Twitter (TWTR) CEO Jack Dorsey isn’t yet ready to tweet out details about the launch date of the platform’s long-rumored subscription product.
“We will continue to build out these teams and to research and also to test on Twitter, and I'm sure you all will see those tests and have the opportunity to participate or observe them. But I wouldn't expect you to see these be meaningful contributors until next year,” Dorsey told analysts about the subscription offering on an earnings call Tuesday evening.
Dorsey continued to play up Twitter’s advertising model, which has powered the company’s top and bottom lines since its inception.
“And so we love talking about subscriptions and the potential and the durability they can provide and predictability to our revenue streams, but we also maintain a big focus around our revenue products,” Dorsey added.
Twitter’s subscription ambitions came to light last summer amid slowing ad revenue during the COVID-19 pandemic.
A push into subscriptions along the lines of Netflix could provide a strong, new recurring revenue stream for Twitter.
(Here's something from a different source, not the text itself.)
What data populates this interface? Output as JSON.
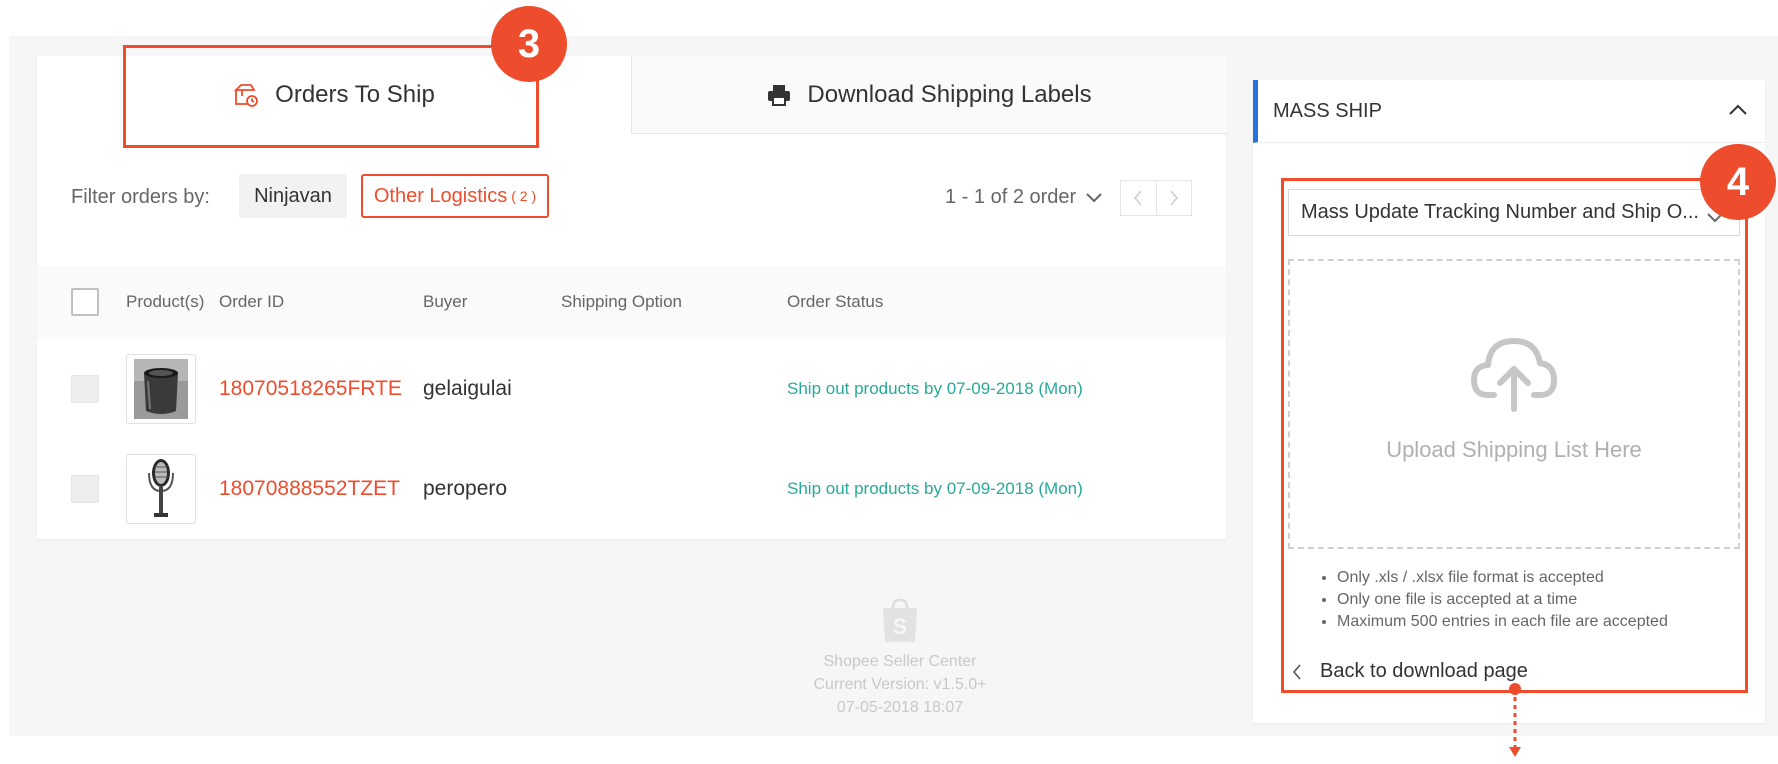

Ad spending is often viewed as volatile depending on economic conditions, as was the case in 2020. The falloff in ad spending at the height of COVID-19 hampered many companies in the media landscape, not just a social media player like Twitter.
At least for now, Wall Street is OK with Twitter taking its time on developing the subscription service as the ad model has kicked back into gear.
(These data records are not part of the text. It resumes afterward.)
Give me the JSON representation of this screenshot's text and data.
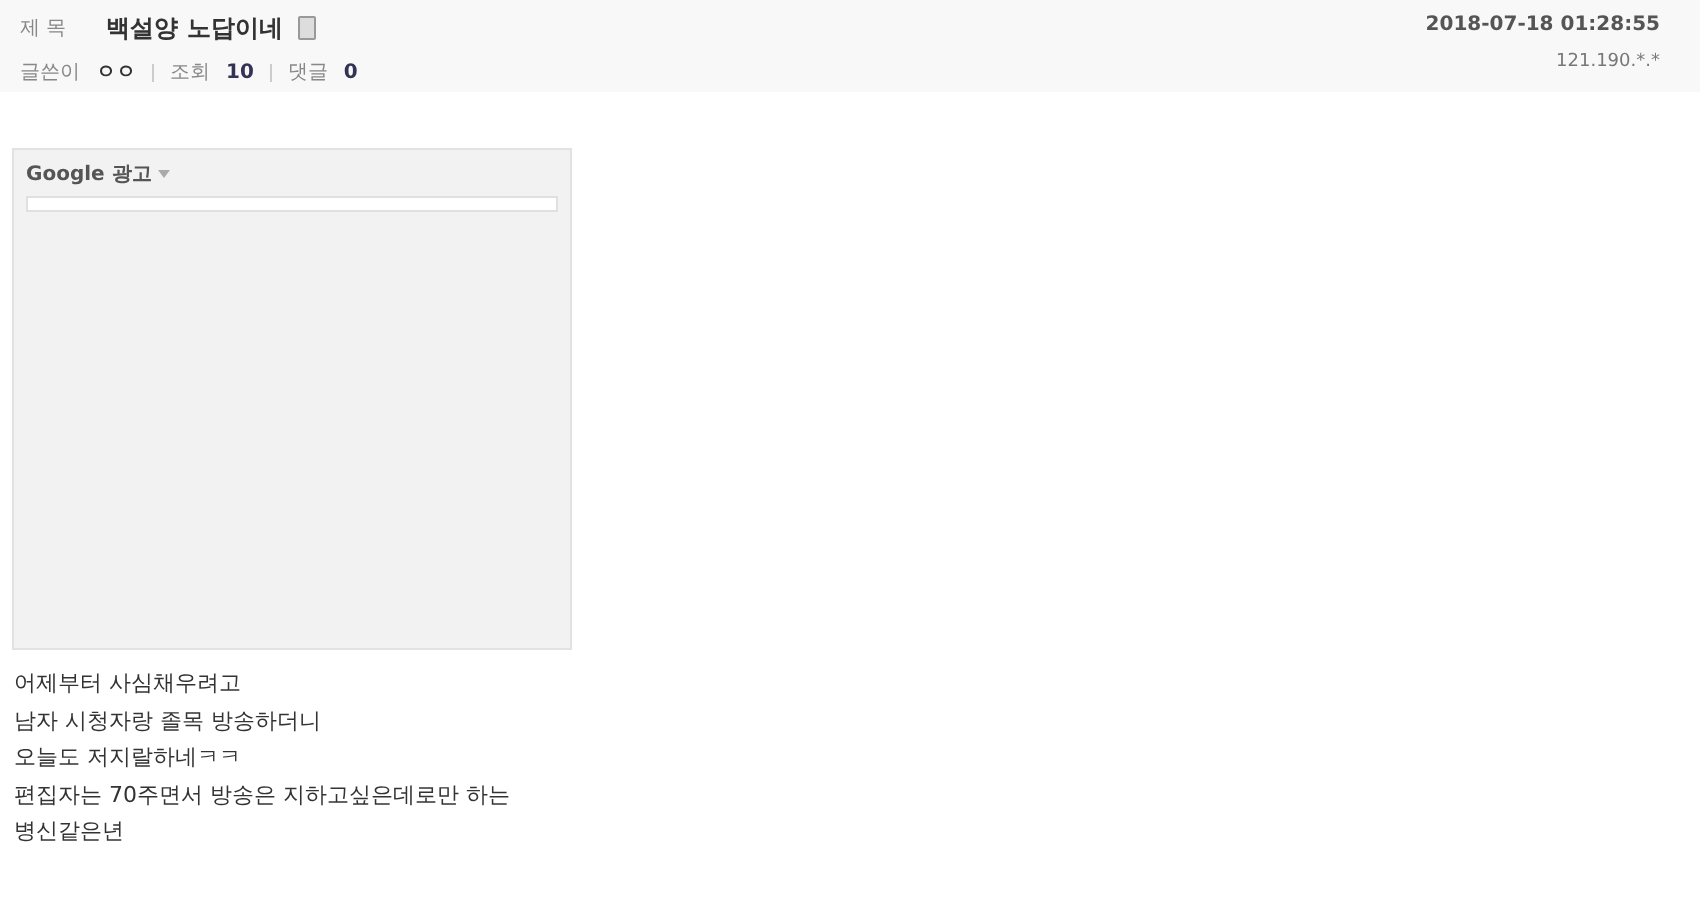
{
  "header": {
    "subject_label": "제 목",
    "title": "백설양 노답이네",
    "date": "2018-07-18 01:28:55",
    "meta": [
      {
        "label": "글쓴이",
        "value": "ㅇㅇ"
      },
      {
        "label": "조회",
        "value": "10"
      },
      {
        "label": "댓글",
        "value": "0"
      }
    ],
    "ip": "121.190.*.*"
  },
  "ad": {
    "label": "Google 광고"
  },
  "body": [
    "어제부터 사심채우려고",
    "남자 시청자랑 졸목 방송하더니",
    "오늘도 저지랄하네ㅋㅋ",
    "편집자는 70주면서 방송은 지하고싶은데로만 하는",
    "병신같은년"
  ]
}
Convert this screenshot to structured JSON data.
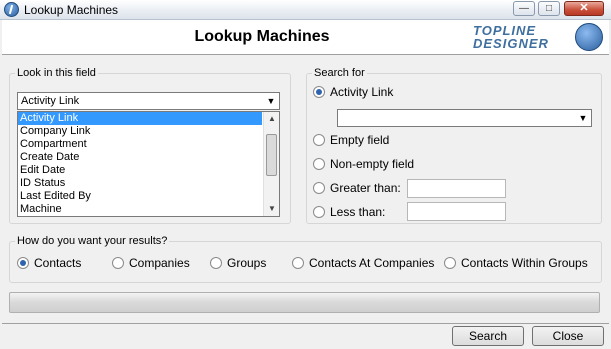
{
  "window": {
    "title": "Lookup Machines",
    "minimize_icon": "minimize-icon",
    "maximize_icon": "maximize-icon",
    "close_icon": "close-icon"
  },
  "header": {
    "heading": "Lookup Machines",
    "logo_line1": "TopLine",
    "logo_line2": "Designer"
  },
  "look_in": {
    "legend": "Look in this field",
    "selected": "Activity Link",
    "options": [
      "Activity Link",
      "Company Link",
      "Compartment",
      "Create Date",
      "Edit Date",
      "ID Status",
      "Last Edited By",
      "Machine"
    ]
  },
  "search_for": {
    "legend": "Search for",
    "activity_link_label": "Activity Link",
    "activity_link_value": "",
    "empty_label": "Empty field",
    "nonempty_label": "Non-empty field",
    "greater_label": "Greater than:",
    "greater_value": "",
    "less_label": "Less than:",
    "less_value": ""
  },
  "results": {
    "legend": "How do you want your results?",
    "options": [
      "Contacts",
      "Companies",
      "Groups",
      "Contacts At Companies",
      "Contacts Within Groups"
    ],
    "selected": "Contacts"
  },
  "progress": {
    "value": 0
  },
  "buttons": {
    "search": "Search",
    "close": "Close"
  }
}
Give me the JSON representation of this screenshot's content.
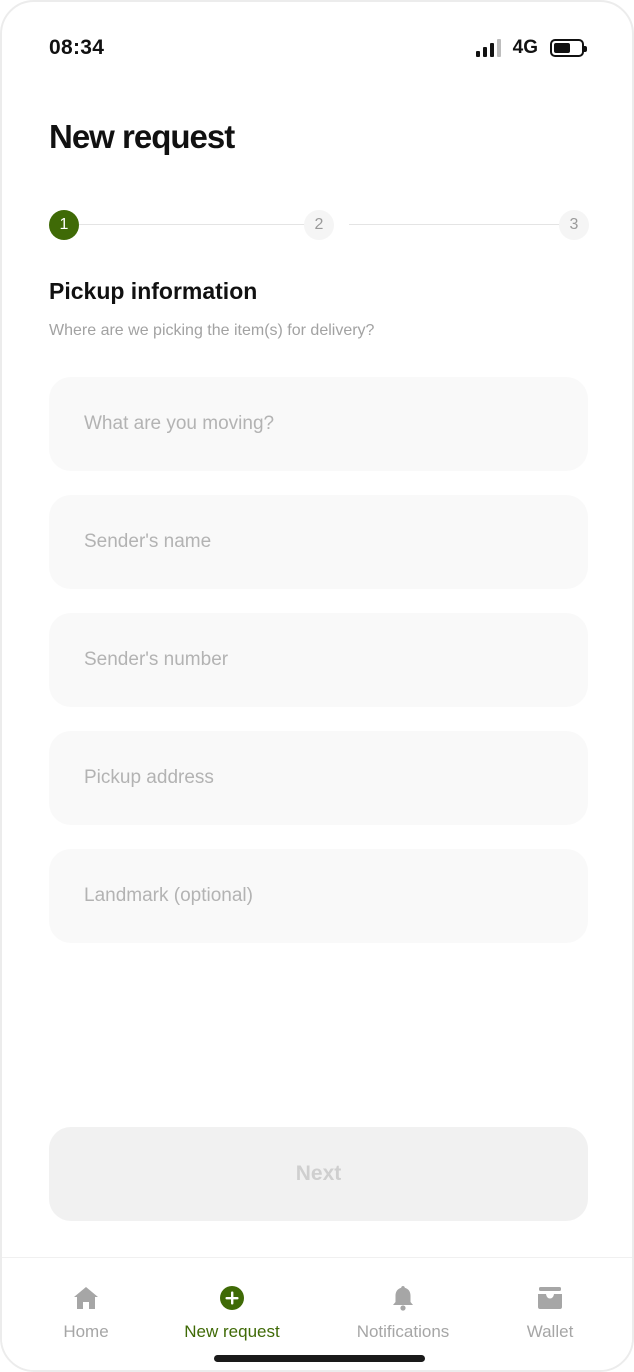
{
  "status_bar": {
    "time": "08:34",
    "network": "4G"
  },
  "header": {
    "title": "New request"
  },
  "stepper": {
    "steps": [
      "1",
      "2",
      "3"
    ],
    "active_step": 1
  },
  "section": {
    "title": "Pickup information",
    "subtitle": "Where are we picking the item(s) for delivery?"
  },
  "form": {
    "fields": [
      {
        "placeholder": "What are you moving?",
        "value": ""
      },
      {
        "placeholder": "Sender's name",
        "value": ""
      },
      {
        "placeholder": "Sender's number",
        "value": ""
      },
      {
        "placeholder": "Pickup address",
        "value": ""
      },
      {
        "placeholder": "Landmark (optional)",
        "value": ""
      }
    ],
    "next_label": "Next"
  },
  "bottom_nav": {
    "items": [
      {
        "label": "Home",
        "icon": "home-icon",
        "active": false
      },
      {
        "label": "New request",
        "icon": "plus-circle-icon",
        "active": true
      },
      {
        "label": "Notifications",
        "icon": "bell-icon",
        "active": false
      },
      {
        "label": "Wallet",
        "icon": "wallet-icon",
        "active": false
      }
    ]
  },
  "colors": {
    "accent": "#3f6a06",
    "inactive": "#a6a6a6",
    "field_bg": "#f9f9f9",
    "disabled_button_bg": "#f1f1f1"
  }
}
Shares of Twitter rose 5% in early trading Wednesday as the company beat fourth quarter earnings estimates by 7 cents. Total revenue came in at $1.29 billion, eclipsing estimates for $1.19 billion. Monetizable daily active users (MDAU) clocked in at 192 million (up 27% year-over-year) versus forecasts for 193.5 million.
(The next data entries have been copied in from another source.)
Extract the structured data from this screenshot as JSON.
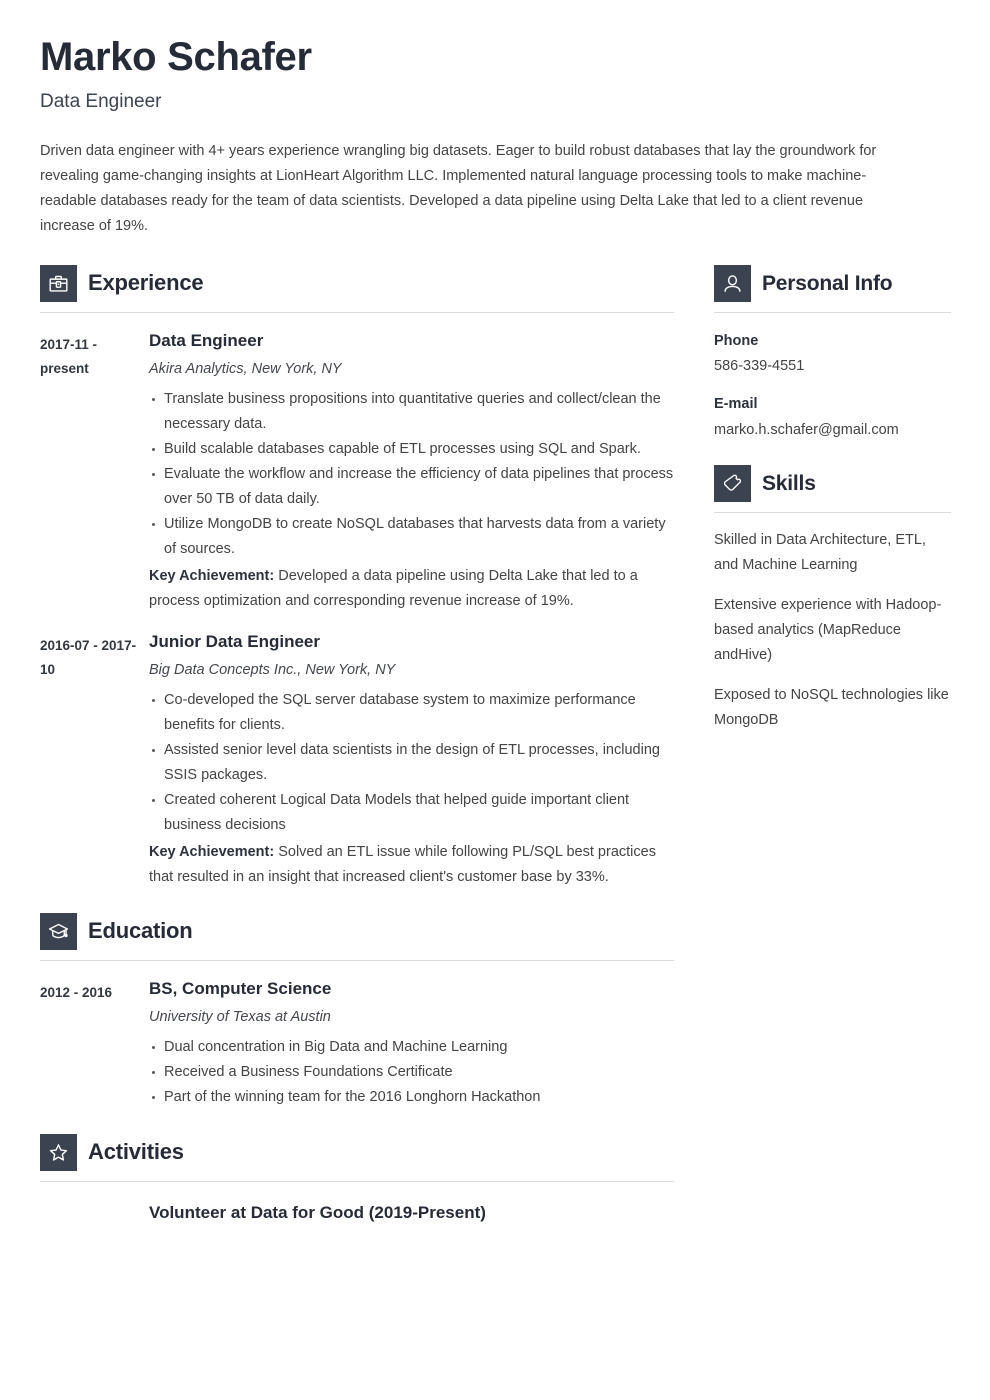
{
  "header": {
    "name": "Marko Schafer",
    "job_title": "Data Engineer",
    "summary": "Driven data engineer with 4+ years experience wrangling big datasets. Eager to build robust databases that lay the groundwork for revealing game-changing insights at LionHeart Algorithm LLC. Implemented natural language processing tools to make machine-readable databases ready for the team of data scientists. Developed a data pipeline using Delta Lake that led to a client revenue increase of 19%."
  },
  "accent_color": "#3b4250",
  "heading_color": "#262b37",
  "body_color": "#444444",
  "rule_color": "#dcdcdc",
  "sections": {
    "experience": {
      "title": "Experience",
      "icon": "briefcase-icon",
      "entries": [
        {
          "dates": "2017-11 - present",
          "title": "Data Engineer",
          "subtitle": "Akira Analytics, New York, NY",
          "bullets": [
            "Translate business propositions into quantitative queries and collect/clean the necessary data.",
            "Build scalable databases capable of ETL processes using SQL and Spark.",
            "Evaluate the workflow and increase the efficiency of data pipelines that process over 50 TB of data daily.",
            "Utilize MongoDB to create NoSQL databases that harvests data from a variety of sources."
          ],
          "key_achievement_label": "Key Achievement:",
          "key_achievement_text": "Developed a data pipeline using Delta Lake that led to a process optimization and corresponding revenue increase of 19%."
        },
        {
          "dates": "2016-07 - 2017-10",
          "title": "Junior Data Engineer",
          "subtitle": "Big Data Concepts Inc., New York, NY",
          "bullets": [
            "Co-developed the SQL server database system to maximize performance benefits for clients.",
            "Assisted senior level data scientists in the design of ETL processes, including SSIS packages.",
            "Created coherent Logical Data Models that helped guide important client business decisions"
          ],
          "key_achievement_label": "Key Achievement:",
          "key_achievement_text": "Solved an ETL issue while following PL/SQL best practices that resulted in an insight that increased client's customer base by 33%."
        }
      ]
    },
    "education": {
      "title": "Education",
      "icon": "graduation-cap-icon",
      "entries": [
        {
          "dates": "2012 - 2016",
          "title": "BS, Computer Science",
          "subtitle": "University of Texas at Austin",
          "bullets": [
            "Dual concentration in Big Data and Machine Learning",
            "Received a Business Foundations Certificate",
            "Part of the winning team for the 2016 Longhorn Hackathon"
          ]
        }
      ]
    },
    "activities": {
      "title": "Activities",
      "icon": "star-icon",
      "items": [
        "Volunteer at Data for Good (2019-Present)"
      ]
    },
    "personal_info": {
      "title": "Personal Info",
      "icon": "person-icon",
      "fields": [
        {
          "label": "Phone",
          "value": "586-339-4551"
        },
        {
          "label": "E-mail",
          "value": "marko.h.schafer@gmail.com"
        }
      ]
    },
    "skills": {
      "title": "Skills",
      "icon": "puzzle-piece-icon",
      "items": [
        "Skilled in Data Architecture, ETL, and Machine Learning",
        "Extensive experience with Hadoop-based analytics (MapReduce andHive)",
        "Exposed to NoSQL technologies like MongoDB"
      ]
    }
  }
}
Twitter did warn its MDAUs would slow to 20% growth in the first quarter.
“We are incrementally positive on Twitter given 31% year-over-year ad rev growth was 2x higher than the Q3 rate and the fastest since Q1'16, operating margins are likely to expand in FY21 for the first time in three years, and new ad products + the return of brand spend could quadruple the FY21 revenue growth rate vs. FY20,” said Jefferies analyst Brent Thill.